Brown Tide occurs when the alga Aureococcus anophagefferens undergoes a harmful algal bloom (HAB). These blooms are essentially an explosive population growth of many single-celled marine plants collectively known as phytoplankton. Aureococcus anophagefferens can bloom in certain densities and turns the water dark brown, hence the term "Brown Tide." No conclusive evidence exists as to whether these blooms have a direct negative effect on human health, but they do cause excessive harm to many estuarine organisms like scallops, clams, and aquatic vegetation.
Aureococcus is a particularly hardy alga and is well adapted to flourish where its competitors find survival impossible. A study by researchers at Lamont-Doherty Earth Observatory and Stony Brook University has focused on the characteristics that make this alga such a successful survivor. The study has shown that the genes responsible for its ability to survive the murky waters are triggered by conditions typical in estuaries marred by excess human activity. While other photosynthetic algae perish in the absence of sunlight, or when they run out of their ideal inorganic nutrients, Aureococcus can survive days without sunlight and derive nutrition from the plentiful organic nutrients on offer, including sewage and lawn fertilizers. "They can exploit the low inorganic nutrient situations that other algae can't, and they continue to grow even when high cell densities shade out light," says study lead author Kyle Frischkorn.

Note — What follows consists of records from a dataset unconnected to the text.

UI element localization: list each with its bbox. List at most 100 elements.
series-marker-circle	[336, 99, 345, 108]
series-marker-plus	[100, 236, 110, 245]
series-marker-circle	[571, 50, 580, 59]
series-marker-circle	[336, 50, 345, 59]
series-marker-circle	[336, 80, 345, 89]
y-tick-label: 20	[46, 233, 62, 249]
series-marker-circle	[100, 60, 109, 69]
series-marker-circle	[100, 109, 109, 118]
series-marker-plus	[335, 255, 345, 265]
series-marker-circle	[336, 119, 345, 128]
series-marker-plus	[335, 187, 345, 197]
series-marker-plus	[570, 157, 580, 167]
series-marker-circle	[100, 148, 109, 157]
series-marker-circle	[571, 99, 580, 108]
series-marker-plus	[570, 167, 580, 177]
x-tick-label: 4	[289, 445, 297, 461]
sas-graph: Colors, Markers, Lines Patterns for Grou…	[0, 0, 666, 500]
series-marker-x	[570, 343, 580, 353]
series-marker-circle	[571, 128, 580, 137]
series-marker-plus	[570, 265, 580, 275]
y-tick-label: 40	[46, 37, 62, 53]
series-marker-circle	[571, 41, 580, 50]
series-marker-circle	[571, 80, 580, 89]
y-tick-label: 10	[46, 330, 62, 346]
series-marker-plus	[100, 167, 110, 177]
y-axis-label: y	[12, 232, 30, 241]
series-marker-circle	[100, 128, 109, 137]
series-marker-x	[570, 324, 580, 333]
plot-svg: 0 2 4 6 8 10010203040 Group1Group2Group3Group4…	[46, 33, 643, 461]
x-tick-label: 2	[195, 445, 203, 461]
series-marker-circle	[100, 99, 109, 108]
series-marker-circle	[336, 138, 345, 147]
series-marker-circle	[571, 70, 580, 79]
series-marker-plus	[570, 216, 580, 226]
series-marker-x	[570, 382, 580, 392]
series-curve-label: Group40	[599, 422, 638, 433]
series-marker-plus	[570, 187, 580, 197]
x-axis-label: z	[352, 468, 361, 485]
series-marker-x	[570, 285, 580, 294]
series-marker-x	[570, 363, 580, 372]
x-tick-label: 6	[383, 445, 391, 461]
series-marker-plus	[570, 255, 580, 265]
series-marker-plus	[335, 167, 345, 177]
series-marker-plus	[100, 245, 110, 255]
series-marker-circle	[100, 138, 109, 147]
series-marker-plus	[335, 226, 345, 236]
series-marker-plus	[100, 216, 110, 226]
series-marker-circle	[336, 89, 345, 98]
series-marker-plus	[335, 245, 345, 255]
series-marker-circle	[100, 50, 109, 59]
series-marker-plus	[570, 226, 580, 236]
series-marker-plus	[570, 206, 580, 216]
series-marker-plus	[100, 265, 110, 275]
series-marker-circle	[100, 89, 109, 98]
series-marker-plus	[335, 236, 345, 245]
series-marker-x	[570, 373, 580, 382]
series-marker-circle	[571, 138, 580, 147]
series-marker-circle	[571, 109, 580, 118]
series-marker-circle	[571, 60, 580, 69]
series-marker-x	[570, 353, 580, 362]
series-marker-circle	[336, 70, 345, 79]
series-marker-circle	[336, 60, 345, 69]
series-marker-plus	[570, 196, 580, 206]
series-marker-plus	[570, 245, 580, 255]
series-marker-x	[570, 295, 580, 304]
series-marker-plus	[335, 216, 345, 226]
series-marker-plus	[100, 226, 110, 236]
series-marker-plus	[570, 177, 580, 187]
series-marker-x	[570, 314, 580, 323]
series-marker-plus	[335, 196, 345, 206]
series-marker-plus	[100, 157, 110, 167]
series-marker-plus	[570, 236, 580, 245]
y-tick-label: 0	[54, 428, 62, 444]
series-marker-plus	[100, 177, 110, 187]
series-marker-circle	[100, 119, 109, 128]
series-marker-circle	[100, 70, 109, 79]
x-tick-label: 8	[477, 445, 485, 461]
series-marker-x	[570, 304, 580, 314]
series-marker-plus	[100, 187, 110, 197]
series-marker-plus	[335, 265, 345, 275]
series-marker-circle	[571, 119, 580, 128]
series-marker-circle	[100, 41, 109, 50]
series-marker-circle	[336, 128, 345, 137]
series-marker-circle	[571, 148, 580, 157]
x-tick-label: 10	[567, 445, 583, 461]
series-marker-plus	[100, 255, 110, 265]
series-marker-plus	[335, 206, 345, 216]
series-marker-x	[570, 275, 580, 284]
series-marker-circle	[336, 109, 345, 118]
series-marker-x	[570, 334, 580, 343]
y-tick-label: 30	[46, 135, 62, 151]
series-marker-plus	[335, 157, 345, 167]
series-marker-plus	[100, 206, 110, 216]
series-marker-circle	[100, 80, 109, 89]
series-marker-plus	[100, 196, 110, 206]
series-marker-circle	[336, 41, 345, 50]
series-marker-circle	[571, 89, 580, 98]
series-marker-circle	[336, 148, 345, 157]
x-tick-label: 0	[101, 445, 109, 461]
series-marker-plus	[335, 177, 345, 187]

Researchers have discovered the alga has as many as three times the light-harvesting genes as its competitors. Furthermore, it is capable of manufacturing enzymes that can break down organic nitrogen and phosphorus when inorganic nutrients become less available. Being smaller than most, it also needs a smaller amount of these resources to compete.
As part of the study, a strain of Aureococcus was cultivated under conditions of low light, inorganic nitrogen, and phosphorus. As expected, its light-harvesting genes were activated, as was its ability to exploit alternative forms of nitrogen and phosphorous.
A number of significant advances have been made in the battle against these explosive blooms. While the conditions favoring the blooms are understood, little is known about the cell processes occurring inside the alga. A team of scientists led by Mingming Wu has designed a hydrogel-based microfluidic device that screens multiple environmental conditions known to promote algal bloom and allows the team to analyze algal growth. Indications are that as cell density increases, the algae start to form a colony and behave as a group. Once it is understood how the cells communicate with one another, Wu's team will understand why algae form the way they do and possibly reveal a way to halt the communication.